The calling convention seems to be cdecl in both of the cases, and there's no difference in how the functions are called. You can add keyword __cdecl to both in order to make that clear.
void __cdecl Test_Fn(double *x, size_t n,double *AV, size_t *mA, size_t NT)
However adding inline assembly compiled with GCC to the function compiled with Borland is not straightforward, because Borland might set up a stack frame even if the function body contains only inline assembly, causing the value of ESP register to differ from the one used in the GCC code. I see three possible workarounds:
Compile with Borland without the option "Standard stack frames". If the compiler figures out that a stack frame is not needed, this might work.
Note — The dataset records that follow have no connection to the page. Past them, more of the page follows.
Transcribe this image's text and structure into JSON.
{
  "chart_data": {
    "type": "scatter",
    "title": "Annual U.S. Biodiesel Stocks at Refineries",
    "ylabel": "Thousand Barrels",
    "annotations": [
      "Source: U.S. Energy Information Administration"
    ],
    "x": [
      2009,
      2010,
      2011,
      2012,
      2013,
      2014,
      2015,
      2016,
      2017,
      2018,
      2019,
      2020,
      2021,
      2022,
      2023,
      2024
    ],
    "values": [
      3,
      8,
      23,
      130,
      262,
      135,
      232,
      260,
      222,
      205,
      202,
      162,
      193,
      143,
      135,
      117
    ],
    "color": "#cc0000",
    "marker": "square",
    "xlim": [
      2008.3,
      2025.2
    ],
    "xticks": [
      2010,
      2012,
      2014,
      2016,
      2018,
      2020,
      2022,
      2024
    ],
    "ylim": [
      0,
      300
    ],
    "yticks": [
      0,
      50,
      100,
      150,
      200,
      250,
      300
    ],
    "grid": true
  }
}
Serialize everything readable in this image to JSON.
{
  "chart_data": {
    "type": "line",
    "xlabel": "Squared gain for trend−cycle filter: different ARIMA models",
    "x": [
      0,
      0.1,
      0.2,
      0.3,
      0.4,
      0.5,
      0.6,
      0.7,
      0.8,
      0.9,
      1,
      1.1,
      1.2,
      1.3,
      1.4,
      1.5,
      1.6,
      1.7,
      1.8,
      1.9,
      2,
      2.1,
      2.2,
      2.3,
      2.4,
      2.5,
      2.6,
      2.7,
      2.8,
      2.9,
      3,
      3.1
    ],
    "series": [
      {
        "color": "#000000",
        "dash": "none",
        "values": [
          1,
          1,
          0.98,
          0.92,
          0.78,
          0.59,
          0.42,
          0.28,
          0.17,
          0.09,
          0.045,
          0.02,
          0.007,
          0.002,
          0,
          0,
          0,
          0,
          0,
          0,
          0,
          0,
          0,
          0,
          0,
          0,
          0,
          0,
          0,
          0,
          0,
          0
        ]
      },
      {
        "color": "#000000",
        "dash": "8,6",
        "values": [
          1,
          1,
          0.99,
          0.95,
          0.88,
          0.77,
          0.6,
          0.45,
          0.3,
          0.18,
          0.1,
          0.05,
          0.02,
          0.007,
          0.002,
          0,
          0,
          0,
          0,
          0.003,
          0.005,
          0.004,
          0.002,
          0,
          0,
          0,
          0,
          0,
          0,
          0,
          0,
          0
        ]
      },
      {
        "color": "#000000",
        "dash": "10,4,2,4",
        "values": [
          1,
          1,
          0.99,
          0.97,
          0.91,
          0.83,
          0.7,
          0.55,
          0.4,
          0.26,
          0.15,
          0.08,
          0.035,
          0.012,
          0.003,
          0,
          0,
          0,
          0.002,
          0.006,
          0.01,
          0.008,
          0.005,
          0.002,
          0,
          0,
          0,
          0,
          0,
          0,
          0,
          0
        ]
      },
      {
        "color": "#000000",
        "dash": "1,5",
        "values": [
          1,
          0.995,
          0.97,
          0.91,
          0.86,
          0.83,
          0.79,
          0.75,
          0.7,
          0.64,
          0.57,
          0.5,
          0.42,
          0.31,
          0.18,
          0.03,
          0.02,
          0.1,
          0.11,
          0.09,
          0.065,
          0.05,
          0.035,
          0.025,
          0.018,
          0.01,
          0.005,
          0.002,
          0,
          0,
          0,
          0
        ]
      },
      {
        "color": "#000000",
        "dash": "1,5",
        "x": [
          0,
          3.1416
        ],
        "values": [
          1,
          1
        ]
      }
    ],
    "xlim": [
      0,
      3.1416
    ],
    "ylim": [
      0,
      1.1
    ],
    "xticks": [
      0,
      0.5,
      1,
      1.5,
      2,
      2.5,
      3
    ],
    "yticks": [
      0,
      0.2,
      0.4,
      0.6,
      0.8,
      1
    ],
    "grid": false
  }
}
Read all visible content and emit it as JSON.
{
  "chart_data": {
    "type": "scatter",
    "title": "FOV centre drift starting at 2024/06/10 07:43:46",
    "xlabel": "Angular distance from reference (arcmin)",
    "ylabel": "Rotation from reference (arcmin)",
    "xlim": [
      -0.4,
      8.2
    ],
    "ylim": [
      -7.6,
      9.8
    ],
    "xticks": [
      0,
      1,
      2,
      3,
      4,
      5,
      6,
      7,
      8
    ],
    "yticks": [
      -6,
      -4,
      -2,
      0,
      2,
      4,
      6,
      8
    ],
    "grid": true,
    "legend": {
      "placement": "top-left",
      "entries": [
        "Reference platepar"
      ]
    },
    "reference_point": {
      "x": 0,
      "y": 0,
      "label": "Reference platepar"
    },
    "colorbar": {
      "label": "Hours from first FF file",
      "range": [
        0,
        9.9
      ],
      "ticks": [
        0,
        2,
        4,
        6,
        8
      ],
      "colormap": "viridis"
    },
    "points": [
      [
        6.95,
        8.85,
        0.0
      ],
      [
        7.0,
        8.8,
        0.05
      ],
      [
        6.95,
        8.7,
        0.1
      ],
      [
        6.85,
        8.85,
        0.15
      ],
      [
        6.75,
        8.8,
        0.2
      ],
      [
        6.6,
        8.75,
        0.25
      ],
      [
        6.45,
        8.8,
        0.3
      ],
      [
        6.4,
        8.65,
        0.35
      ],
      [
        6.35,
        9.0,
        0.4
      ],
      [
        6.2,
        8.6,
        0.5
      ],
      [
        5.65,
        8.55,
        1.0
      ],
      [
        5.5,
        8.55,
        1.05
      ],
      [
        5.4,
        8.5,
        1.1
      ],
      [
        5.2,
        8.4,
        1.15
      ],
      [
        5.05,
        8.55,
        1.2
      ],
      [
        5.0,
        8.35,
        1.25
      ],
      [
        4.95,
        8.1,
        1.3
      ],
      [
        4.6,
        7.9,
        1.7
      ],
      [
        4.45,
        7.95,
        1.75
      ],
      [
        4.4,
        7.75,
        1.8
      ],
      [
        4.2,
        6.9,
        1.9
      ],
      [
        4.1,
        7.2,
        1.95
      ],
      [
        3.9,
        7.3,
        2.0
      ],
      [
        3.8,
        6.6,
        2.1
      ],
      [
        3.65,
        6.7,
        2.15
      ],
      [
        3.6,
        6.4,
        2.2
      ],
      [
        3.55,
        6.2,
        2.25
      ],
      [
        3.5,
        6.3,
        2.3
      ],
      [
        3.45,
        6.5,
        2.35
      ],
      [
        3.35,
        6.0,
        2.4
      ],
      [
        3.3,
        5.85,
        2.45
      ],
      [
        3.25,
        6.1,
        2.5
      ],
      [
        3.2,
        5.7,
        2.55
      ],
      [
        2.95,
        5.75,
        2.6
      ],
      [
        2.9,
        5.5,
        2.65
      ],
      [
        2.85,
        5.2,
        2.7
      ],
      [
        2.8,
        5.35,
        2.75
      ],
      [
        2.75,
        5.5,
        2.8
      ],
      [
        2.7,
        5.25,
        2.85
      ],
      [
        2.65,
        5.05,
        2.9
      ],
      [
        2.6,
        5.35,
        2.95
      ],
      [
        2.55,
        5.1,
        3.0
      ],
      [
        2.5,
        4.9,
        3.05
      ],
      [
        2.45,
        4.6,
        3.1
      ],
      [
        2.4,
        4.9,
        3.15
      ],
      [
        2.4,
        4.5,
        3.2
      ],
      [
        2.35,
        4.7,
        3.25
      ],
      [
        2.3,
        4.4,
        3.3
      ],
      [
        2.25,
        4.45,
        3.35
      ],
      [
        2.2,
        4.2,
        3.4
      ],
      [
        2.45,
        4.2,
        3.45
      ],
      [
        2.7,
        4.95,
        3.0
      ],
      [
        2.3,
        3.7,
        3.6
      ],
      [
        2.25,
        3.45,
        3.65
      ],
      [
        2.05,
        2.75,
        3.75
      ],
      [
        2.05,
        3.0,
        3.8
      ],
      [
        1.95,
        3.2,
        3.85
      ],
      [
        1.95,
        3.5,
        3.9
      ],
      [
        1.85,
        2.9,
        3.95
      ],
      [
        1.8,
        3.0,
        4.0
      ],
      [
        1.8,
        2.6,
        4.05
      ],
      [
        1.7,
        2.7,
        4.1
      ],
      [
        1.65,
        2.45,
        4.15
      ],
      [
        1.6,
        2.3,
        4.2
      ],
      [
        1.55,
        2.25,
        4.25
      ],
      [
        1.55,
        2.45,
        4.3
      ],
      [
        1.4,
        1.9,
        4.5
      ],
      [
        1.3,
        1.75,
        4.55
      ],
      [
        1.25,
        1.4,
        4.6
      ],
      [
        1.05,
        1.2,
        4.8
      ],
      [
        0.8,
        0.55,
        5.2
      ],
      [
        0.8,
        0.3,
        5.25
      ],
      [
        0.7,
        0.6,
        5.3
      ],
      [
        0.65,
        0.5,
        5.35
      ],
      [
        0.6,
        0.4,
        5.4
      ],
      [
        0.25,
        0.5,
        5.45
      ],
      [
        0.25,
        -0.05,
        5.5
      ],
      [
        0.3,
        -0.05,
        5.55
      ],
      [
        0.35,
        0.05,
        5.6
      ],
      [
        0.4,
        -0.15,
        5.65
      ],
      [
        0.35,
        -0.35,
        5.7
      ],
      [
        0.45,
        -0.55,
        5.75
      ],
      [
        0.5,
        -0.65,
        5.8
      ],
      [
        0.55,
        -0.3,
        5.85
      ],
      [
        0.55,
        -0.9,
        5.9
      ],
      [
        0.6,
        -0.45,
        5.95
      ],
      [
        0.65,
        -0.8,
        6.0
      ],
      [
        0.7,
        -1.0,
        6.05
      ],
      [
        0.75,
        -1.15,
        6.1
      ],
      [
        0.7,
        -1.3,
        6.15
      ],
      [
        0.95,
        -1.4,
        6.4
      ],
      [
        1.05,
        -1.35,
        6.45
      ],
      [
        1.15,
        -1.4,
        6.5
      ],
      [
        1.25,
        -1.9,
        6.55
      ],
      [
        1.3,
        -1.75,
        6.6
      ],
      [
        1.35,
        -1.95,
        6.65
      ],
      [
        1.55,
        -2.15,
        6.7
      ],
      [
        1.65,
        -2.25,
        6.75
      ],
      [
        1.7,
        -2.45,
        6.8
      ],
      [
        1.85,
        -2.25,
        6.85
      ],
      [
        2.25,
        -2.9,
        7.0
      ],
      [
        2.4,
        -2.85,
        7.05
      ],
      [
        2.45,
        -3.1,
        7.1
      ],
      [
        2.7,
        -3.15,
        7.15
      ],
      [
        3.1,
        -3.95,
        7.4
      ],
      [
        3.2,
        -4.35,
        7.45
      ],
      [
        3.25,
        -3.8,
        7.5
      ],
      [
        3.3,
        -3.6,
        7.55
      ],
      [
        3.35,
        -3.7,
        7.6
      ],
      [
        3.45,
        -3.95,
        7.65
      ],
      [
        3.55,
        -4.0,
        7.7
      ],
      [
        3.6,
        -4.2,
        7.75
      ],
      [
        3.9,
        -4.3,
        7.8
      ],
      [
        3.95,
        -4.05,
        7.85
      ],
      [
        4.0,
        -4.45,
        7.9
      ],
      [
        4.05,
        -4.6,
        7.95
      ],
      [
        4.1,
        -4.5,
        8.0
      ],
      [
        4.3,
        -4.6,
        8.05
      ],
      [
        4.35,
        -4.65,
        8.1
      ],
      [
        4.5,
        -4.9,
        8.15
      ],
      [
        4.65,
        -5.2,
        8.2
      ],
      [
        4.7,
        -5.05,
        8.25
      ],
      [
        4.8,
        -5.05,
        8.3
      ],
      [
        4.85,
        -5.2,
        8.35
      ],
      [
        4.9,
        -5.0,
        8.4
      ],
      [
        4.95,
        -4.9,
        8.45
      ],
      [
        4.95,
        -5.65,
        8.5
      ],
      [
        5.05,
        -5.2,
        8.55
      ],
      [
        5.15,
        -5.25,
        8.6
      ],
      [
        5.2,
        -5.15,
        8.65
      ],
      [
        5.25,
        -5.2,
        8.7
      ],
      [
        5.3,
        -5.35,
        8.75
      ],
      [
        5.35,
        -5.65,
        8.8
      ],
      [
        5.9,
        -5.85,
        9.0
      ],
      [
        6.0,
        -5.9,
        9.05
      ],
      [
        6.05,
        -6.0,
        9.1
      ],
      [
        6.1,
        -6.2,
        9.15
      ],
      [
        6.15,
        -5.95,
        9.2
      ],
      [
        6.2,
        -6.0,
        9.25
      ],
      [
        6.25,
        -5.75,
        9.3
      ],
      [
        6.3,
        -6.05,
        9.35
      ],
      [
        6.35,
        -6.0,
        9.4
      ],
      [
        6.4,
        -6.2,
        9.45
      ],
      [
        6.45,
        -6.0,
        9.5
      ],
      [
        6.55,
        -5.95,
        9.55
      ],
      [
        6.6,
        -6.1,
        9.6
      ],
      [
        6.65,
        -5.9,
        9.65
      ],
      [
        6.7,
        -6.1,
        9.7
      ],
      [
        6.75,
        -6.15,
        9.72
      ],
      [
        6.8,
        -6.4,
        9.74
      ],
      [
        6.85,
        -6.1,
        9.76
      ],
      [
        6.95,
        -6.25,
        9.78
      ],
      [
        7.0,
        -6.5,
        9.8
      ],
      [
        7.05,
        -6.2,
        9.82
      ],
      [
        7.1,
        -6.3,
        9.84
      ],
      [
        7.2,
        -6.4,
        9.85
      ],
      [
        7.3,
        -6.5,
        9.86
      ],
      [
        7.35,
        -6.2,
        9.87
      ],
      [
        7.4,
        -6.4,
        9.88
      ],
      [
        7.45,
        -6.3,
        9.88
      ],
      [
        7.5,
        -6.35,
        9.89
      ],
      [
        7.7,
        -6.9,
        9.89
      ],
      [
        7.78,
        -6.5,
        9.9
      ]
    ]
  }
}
Compile with GCC without the option -fomit-frame-pointer. This should make sure that atleast the value of EBP is the same in both. The option is enabled at levels -O, -O2, -O3 and -Os.
Manually edit the assembly produced by GCC, changing references to ESP to EBP and adding 4 to the offset.
I would recommend you do some reading up on Application Binary Interfaces.
Here is a relevant link to help you figure out what compiler generates what sort of code:
https://en.wikipedia.org/wiki/X86_calling_conventions
I'd try either compiling everything with GCC, or see if compiling just the critical file with GCC and the rest with Borland and linking together works. What you explain can be made to work, but it will be a hard job that probably isn't worth your invested time (unless it will run very frequently on many, many machines).